An international co-production released by 20th Century-Fox, Esther and the King was filmed in Italy in the CinemaScope format (although not signed as such) and the Technicolor color process. Mario Bava, the film's cinematographer, was credited as a co-director on Italian prints of the film.

==Plot==
In Persia in the 5th century BC, a Jewish woman named Esther comes to the attention of the recently widowed King Ahasuerus. The king has been trying to defeat the campaign of hatred against the Jews by his evil minister Haman. Before the king pairs with Esther to defeat Haman, there are several intervening adventures and an attractive other woman who competes for attention.

==Cast==
The film's on-screen credits list the cast in the following order and sections:
- Starring
- Joan Collins as Esther
- Richard Egan as Ahasuerus, King of Persia
- With
- Denis O'Dea as Mordecai
- Sergio Fantoni as Haman
- Rik Battaglia (as Rick Battaglia) as Simon
- Renato Baldini as Klydrathes
- Gabriele Tinti as Samuel
- Rosalba Neri as Zeresh
- Walter Williams (as Robert Buchanan) as Hegai
- Also starring
- Daniela Rocca as Vashti
- Folco Lulli as Tobiah

==Production==
In December 1950, 20th Century-Fox studio executive Darryl F. Zanuck announced his intention to produce The Story of Esther as a follow-up to David and Bathsheba, which he was producing at the time. He entrusted Frank and Doris Hursley with the task of writing the screenplay. George Jessel expressed interest in producing the film.

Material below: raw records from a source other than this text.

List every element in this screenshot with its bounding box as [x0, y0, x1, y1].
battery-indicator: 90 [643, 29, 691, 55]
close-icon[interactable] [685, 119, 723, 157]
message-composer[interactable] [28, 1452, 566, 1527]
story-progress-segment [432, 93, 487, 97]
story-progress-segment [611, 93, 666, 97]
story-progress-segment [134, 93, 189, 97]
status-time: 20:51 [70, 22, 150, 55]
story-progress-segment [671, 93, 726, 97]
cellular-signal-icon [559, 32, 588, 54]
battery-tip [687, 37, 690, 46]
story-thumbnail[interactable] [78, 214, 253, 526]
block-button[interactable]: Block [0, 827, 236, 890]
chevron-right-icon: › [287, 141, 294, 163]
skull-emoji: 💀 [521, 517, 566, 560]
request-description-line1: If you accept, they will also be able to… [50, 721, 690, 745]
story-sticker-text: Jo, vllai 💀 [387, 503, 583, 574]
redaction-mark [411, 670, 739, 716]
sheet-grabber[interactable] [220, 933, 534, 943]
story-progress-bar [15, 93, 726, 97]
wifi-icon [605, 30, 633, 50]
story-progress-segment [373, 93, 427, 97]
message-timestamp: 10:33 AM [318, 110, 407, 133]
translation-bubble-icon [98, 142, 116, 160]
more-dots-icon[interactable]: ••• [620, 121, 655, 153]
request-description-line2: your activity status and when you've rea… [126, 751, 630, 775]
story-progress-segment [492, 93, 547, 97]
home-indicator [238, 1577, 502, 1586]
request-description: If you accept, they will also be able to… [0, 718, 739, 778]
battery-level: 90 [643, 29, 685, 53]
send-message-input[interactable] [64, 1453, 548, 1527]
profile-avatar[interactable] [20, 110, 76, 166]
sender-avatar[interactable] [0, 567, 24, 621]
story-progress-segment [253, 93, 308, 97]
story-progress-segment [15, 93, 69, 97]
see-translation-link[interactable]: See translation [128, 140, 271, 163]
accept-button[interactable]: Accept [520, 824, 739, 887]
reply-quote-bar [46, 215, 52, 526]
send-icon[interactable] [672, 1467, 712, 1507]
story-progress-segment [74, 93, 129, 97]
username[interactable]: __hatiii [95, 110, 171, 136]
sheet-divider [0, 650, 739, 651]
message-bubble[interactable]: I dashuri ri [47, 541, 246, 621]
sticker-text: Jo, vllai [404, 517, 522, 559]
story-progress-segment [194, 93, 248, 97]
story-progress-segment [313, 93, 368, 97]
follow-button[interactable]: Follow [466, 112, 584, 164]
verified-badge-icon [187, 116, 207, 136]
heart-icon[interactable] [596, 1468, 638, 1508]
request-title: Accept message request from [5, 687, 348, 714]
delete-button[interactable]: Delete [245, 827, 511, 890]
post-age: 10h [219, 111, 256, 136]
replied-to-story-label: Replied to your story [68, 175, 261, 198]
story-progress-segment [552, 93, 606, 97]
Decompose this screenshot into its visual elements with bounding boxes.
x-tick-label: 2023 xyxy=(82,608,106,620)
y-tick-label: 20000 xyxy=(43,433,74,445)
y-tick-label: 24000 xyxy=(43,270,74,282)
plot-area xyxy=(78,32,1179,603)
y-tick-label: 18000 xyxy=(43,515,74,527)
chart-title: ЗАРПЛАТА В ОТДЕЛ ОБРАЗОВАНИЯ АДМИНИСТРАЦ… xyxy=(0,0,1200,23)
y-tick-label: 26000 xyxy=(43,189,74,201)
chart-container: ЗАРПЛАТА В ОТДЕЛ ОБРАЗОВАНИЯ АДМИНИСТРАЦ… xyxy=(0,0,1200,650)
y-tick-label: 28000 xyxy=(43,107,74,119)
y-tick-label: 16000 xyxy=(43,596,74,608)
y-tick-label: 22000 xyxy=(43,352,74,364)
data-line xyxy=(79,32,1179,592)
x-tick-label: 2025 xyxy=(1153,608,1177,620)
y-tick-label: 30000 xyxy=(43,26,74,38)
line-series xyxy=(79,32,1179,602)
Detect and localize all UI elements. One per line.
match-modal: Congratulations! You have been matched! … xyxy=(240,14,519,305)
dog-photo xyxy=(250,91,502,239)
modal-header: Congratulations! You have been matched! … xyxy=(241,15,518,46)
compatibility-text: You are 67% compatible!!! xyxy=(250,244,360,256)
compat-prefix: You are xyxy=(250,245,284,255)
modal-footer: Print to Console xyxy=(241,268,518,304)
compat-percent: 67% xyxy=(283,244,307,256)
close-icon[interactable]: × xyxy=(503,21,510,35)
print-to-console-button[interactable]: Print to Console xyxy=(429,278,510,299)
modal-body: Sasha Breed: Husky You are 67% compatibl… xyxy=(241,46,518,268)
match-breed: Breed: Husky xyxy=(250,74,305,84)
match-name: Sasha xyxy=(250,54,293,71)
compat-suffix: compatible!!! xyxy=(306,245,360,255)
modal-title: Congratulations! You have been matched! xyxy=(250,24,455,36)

In February 1951, Henry King was assigned to direct the film. In October, producers Joseph Bernhard and Anson Bond purchased the script from the Hursleys and were planning the film as a 20th Century-Fox release.

In February 1952, Hedy Lamarr bought the Hursley script for $25,000; Arthur B. Krim of United Artists negotiated the deal for her. Lamarr wanted to portray Esther and produce the story as an independent feature and United Artists release, with the possibility of filming it in Italy. She eventually decided to produce it in Rome as the first episode of a British television series titled The Great Love Stories, but the project changed and the story was not filmed.

The 1960 Writers Guild of America strike, which began in January, forced 20th Century-Fox to cease production temporarily. Fox president Spyros Skouras and producer Buddy Adler asked director Raoul Walsh if he could "make a film very quickly for them, because they had nothing at all, the studios were practically shut. That's why we made Esther in Italy."

==Release==
Esther and the King premiered in New York City at the RKO Palace Theatre on November 18, 1960.

The film grossed 126% and was considered a hit film of the 1960–61 season.

==Critical response==
James D. Ivers, writing for Motion Picture Daily, was enthusiastically positive: "All the trappings of a Biblical spectacle, exotic sets and costumes, a moving and dramatic story, and the skilled and experienced hand of Raoul Walsh make this a worthy and potentially successful entry in the present cycle of historical epics." Ivers also commended the performances of the leading actors: "Joan Collins plays Esther with beauty and some depth, Richard Egan is properly virile as a soldierly but unstatesmanlike King Ahasuerus, and Denis O'Dea is dignified and devout as Mordecai." The supporting actors who earned notice were a "satisfactory" Rik Battaglia, a "sufficiently menacing" Sergio Fantoni and a "somewhat overly voluptuous" Daniela Rocca. Ivers also admired the technical aspects of the film: "Color by DeLuxe and excellent camera work by Mario Bava give an eye-filling background to the straightforward story."

Some critics disliked the film. Bosley Crowther of The New York Times wrote that the "beautiful Bible story of Esther" had "been thumped into a crude costume charade." Harrison's Reports found that the film "has a hackneyed script and two incompetent lead players [Collins and Egan]," but it praised O'Dea's portrayal of Mordecai.

In recent years, Rosalba Neri's performance has been evaluated as "memorable."

==Home media==
In 2014, 20th Century Fox Home Entertainment released Esther and the King on DVD as part of the manufactured-on-demand Cinema Archives line.